Together they lean over the screens, searching for patterns, hunting ghosts. Hours slip by unnoticed. There is no room for fear, no space for hesitation. Only the cold clarity of purpose.

They do not speak much. Words are heavy when truth is this raw. But in silence they understand. The path ahead will be long, dark, and dangerous. But they have a weapon stronger than fear: the knowledge that Rudra's world is no longer hidden. It is breaking apart under their gaze.

At the edge of dawn, Giriraj looks at Chhayika and says, "We are not the prey. Not anymore."

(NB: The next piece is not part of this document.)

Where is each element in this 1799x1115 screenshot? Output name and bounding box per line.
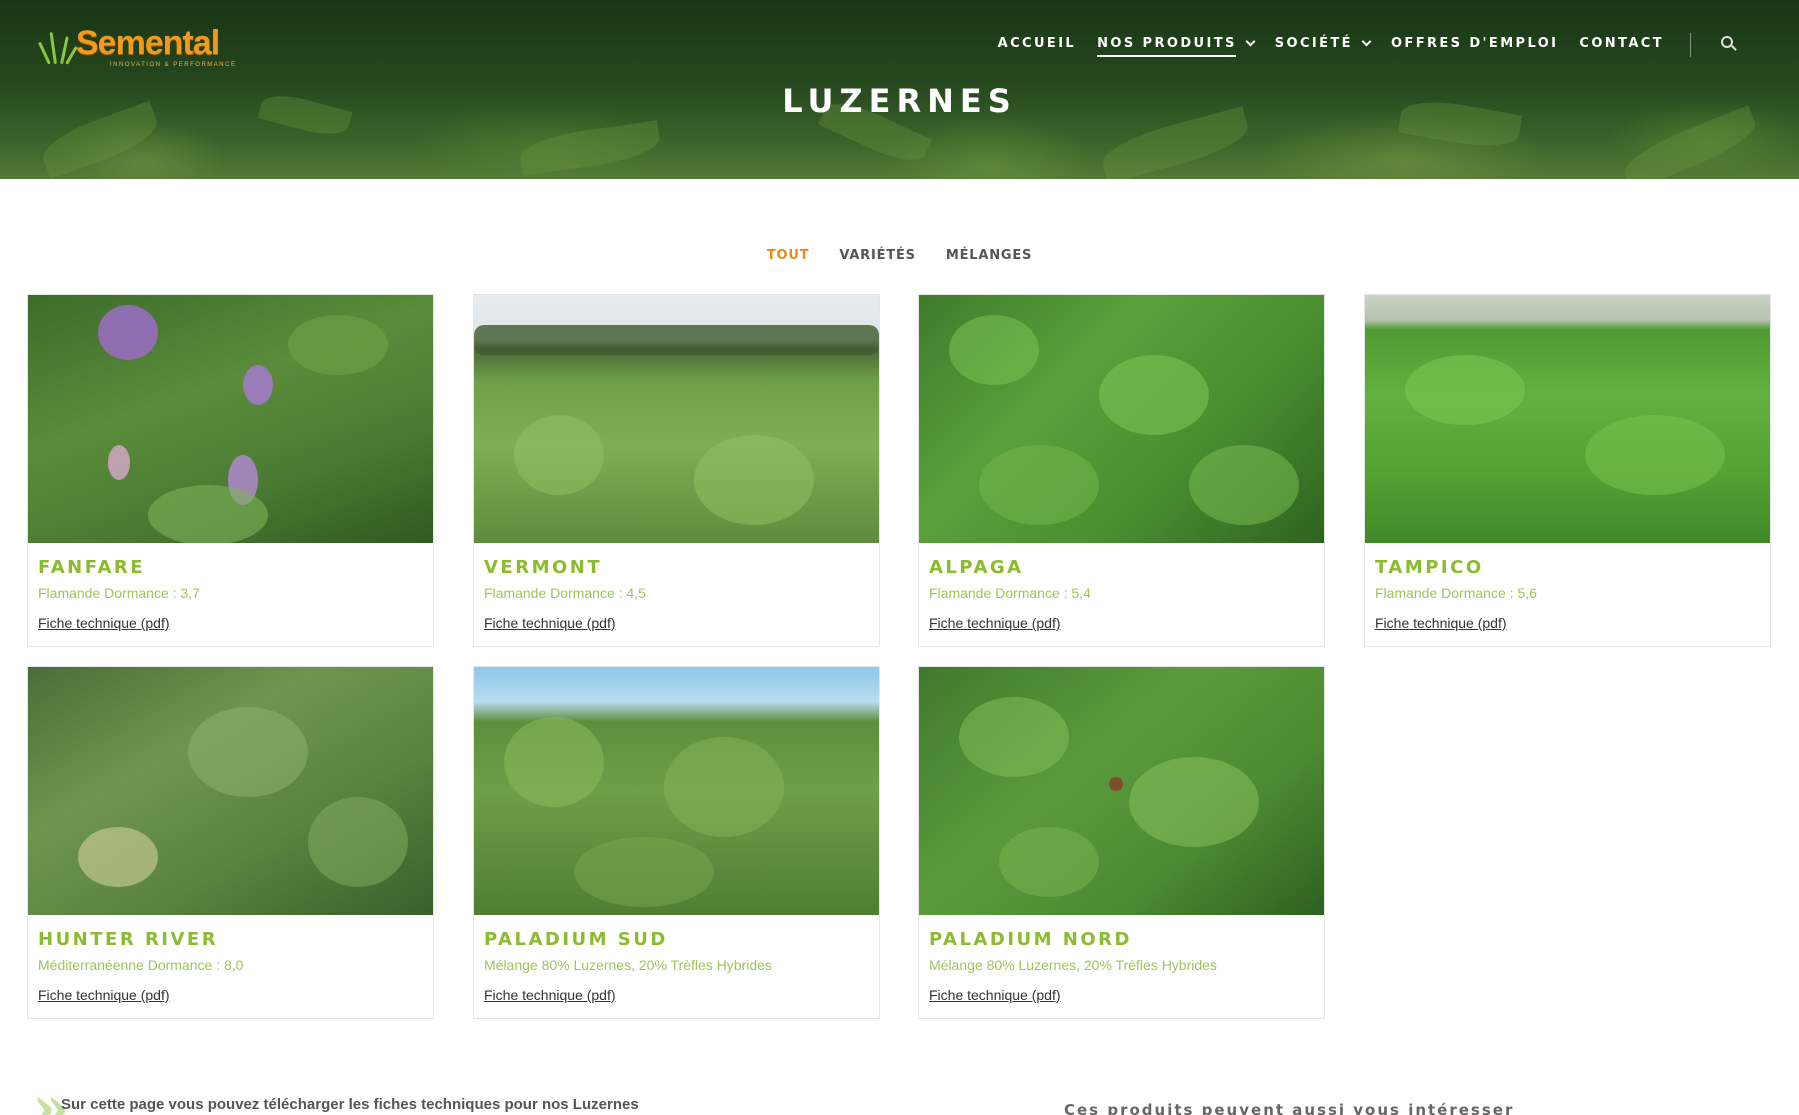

She meets his eyes, calm and certain. "We are the hunters."

Giriraj's POV

I look at Chhayika. Our eyes meet and we nod without a word. The choice is final. I pack light, only essentials, a burner phone, a small weapon tucked beneath my coat, some cash, nothing that weighs down the purpose. She moves quietly, handling tickets and logistics with practiced efficiency. Bangalore is the target, the city where Rudra's web is spun tightest, the heart of his digital empire.

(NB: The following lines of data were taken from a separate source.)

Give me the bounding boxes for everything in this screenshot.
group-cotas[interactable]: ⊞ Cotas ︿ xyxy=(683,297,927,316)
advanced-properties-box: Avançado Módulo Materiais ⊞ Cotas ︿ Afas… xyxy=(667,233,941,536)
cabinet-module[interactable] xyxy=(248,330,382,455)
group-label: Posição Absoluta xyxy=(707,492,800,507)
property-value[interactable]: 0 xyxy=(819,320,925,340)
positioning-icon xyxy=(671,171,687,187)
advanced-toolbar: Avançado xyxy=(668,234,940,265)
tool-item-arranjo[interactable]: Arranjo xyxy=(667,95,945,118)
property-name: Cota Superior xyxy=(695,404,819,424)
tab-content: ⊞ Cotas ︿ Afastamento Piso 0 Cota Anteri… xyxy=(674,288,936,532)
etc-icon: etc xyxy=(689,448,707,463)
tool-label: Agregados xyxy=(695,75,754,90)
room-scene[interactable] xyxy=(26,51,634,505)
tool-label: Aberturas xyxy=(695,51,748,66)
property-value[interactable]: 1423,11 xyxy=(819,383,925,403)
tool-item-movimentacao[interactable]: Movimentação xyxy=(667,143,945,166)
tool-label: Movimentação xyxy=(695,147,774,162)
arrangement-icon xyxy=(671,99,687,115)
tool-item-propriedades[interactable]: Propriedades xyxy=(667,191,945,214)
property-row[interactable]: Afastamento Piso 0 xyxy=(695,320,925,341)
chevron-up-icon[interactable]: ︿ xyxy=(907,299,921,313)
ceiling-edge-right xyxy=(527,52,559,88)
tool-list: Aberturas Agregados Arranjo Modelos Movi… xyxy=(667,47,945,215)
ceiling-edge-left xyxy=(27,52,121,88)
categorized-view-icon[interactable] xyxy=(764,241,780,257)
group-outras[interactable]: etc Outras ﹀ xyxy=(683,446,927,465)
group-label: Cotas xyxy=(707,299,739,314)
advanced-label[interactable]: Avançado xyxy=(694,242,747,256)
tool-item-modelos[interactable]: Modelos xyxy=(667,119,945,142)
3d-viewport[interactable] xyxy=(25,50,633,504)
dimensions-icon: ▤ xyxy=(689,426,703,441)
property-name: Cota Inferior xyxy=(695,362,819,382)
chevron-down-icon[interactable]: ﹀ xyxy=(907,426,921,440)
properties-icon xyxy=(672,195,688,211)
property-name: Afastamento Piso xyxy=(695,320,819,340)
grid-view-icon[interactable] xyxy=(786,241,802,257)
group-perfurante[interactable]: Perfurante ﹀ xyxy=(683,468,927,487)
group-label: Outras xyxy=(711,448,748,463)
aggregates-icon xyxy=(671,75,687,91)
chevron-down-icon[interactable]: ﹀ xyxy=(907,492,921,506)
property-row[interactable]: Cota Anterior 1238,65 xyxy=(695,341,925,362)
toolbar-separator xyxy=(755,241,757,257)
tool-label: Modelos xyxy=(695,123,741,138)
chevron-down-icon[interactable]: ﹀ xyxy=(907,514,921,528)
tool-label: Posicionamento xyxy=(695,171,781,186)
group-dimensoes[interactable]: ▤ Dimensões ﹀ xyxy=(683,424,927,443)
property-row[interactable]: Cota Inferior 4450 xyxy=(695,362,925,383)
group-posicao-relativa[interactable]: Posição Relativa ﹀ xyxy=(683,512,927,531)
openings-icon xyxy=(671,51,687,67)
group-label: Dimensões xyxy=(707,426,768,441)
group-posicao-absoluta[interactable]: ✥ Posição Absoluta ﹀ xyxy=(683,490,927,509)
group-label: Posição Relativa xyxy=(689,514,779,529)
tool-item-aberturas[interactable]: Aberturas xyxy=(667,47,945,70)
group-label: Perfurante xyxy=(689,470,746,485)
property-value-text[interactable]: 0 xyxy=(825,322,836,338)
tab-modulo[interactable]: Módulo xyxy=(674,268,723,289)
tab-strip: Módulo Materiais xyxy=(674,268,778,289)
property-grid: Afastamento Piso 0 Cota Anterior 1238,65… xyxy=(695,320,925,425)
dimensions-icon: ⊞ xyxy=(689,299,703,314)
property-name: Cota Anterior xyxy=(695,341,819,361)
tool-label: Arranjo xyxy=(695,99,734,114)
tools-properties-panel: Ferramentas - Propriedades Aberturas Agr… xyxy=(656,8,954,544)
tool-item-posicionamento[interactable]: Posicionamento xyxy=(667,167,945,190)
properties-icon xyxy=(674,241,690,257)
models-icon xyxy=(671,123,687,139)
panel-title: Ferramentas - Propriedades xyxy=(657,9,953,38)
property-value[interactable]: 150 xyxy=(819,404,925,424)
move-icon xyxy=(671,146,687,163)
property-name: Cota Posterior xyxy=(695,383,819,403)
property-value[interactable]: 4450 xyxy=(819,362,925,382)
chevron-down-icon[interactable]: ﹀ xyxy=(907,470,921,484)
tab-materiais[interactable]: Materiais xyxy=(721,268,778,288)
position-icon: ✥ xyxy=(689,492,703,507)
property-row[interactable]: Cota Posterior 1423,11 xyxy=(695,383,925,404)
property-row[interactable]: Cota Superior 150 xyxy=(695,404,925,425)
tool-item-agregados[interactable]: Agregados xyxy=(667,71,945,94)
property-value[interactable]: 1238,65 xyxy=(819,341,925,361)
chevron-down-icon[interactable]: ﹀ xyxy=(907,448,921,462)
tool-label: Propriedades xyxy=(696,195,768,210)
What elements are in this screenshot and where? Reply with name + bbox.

Rudra is a ghost who slips through every net, but he wasn't prepared for the trail we uncovered. Those photos, stubborn evidence that refused to vanish. Without them, he would have been lost forever.

I slip into the maze of the sprawling tech complex, moving as another cog in the machine. The top floor is dim, except for one desk bathed in pale light. A woman works there, her grey hair tied loosely, fingers tapping rhythmically on a laptop. Her gaze is sharp, unblinking, as if every keystroke is a calculated strike.

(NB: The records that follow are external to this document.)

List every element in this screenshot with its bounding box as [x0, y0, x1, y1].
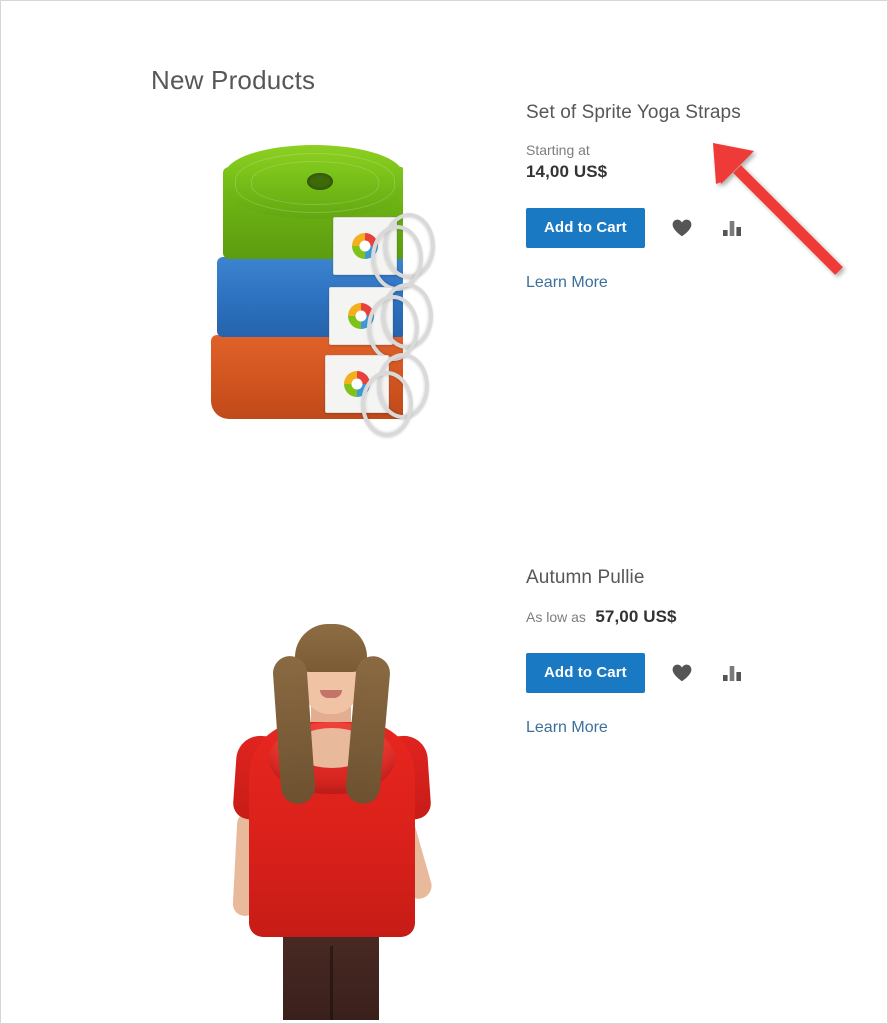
model-leggings	[283, 928, 379, 1020]
product-actions: Add to Cart	[526, 208, 856, 248]
price-box: Starting at 14,00 US$	[526, 142, 856, 182]
product-image-autumn-pullie[interactable]	[151, 566, 511, 1020]
add-to-compare-button[interactable]	[719, 215, 745, 241]
price-label: Starting at	[526, 142, 590, 158]
product-name-link[interactable]: Set of Sprite Yoga Straps	[526, 102, 741, 123]
price-value: 57,00 US$	[595, 607, 677, 626]
price-label: As low as	[526, 609, 586, 625]
compare-bars-icon	[722, 219, 742, 237]
add-to-wishlist-button[interactable]	[669, 215, 695, 241]
add-to-compare-button[interactable]	[719, 660, 745, 686]
product-actions: Add to Cart	[526, 653, 856, 693]
learn-more-link[interactable]: Learn More	[526, 274, 608, 292]
learn-more-link[interactable]: Learn More	[526, 719, 608, 737]
roll-core	[307, 173, 333, 190]
model-hair-top	[295, 624, 367, 672]
autumn-pullie-illustration	[191, 576, 471, 1020]
d-ring	[367, 295, 419, 361]
product-name-link[interactable]: Autumn Pullie	[526, 567, 645, 588]
heart-icon	[672, 219, 692, 237]
price-value: 14,00 US$	[526, 162, 608, 181]
product-item: Set of Sprite Yoga Straps Starting at 14…	[1, 101, 887, 531]
add-to-cart-button[interactable]: Add to Cart	[526, 653, 645, 693]
product-details: Set of Sprite Yoga Straps Starting at 14…	[526, 101, 856, 292]
product-listing-page: New Products Set of Sprite Yoga Straps S…	[0, 0, 888, 1024]
add-to-cart-button[interactable]: Add to Cart	[526, 208, 645, 248]
product-image-set-of-sprite-yoga-straps[interactable]	[151, 101, 511, 489]
page-title: New Products	[151, 65, 316, 96]
d-ring	[361, 371, 413, 437]
product-item: Autumn Pullie As low as 57,00 US$ Add to…	[1, 566, 887, 1020]
d-ring	[371, 225, 423, 291]
strap-roll	[225, 145, 403, 219]
add-to-wishlist-button[interactable]	[669, 660, 695, 686]
price-box: As low as 57,00 US$	[526, 607, 856, 627]
heart-icon	[672, 664, 692, 682]
yoga-straps-illustration	[201, 139, 461, 489]
compare-bars-icon	[722, 664, 742, 682]
product-details: Autumn Pullie As low as 57,00 US$ Add to…	[526, 566, 856, 737]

I carry a cup of coffee, a small gesture to blend in. She doesn't even look up, but her voice is steady when she speaks, "Arrange those files."

I move toward the desk, and as I sort, the truth hits me. Every file is about Chhayika. Her life dissected into data points and strategies. The enormity of what we're up against presses in.

She lifts the coffee to her lips but then stops. The movement is subtle, almost casual, but her eyes narrow. She sets the cup down and draws a gun, pressing it against my temple. The cold metal bites sharply. My breath slows, calm sinking in. She's caught the drug mixed in the coffee, the trap I'd hoped to conceal.

I don't panic. Slowly, I turn away and pull off my mask. The flicker of surprise that crosses her face is brief but real.

"You're no stranger," she says, voice low but steady. "Thought I'd see you here."

I keep my voice even. "I'm here to talk. To find Rudra."

Her grip tightens on the gun. "You think I'd give that up so easily?"

I step closer, voice dropping. "Neither of us wants this to get messy. You know what's coming if it does."

Her eyes sharpen. "You're walking a knife's edge."

I nod. "So are you. But let me ask. Where is Rudra now? Where does he hide when the walls close in?"

Her glance flickers, hesitation for the briefest second. I press on, voice softening, planting the seed of doubt. "I know he's no coward. He's stronger than anyone thinks. But even the strongest need a refuge. A place where they're untouchable. Especially, when they know how it ends."

Her gun lowers slightly, eyes never leaving mine. "If I told you, it wouldn't change the outcome."

"Maybe not," I say carefully. "But it will change the battlefield. Give us a chance to end this cleanly with as little damage as possible."

She breathes out slowly, gun still ready but fingers loosening. "RAW headquarters. He's there. Meetings by day, working through the nights. He may visit the PMO tomorrow at 11 a.m. Remember what I am giving you, is illegal to tell, I am paying the price, but I can handle you if you would not be able to handle this well."

I absorb it, measuring every word. "Why tell me this?"

She shrugs, a shadow of a smirk breaking through. "Because you and I both know this game is bigger than Rudra now. The man's just a part of the machine. And I don't think either of us wants to be the one to pull the trigger and watch it fall apart."

I slip the mask back on and back away. "Then we have agreed. No unnecessary fire. We'll settle this with precision."

Her eyes linger on me, then she turns back to her screen. The office feels colder somehow, the silence heavier.

I step out, the weight of the information like a pulse in my veins. Rudra is close, but this is no longer a chase. It's a war of minds and the pieces are only just beginning to move.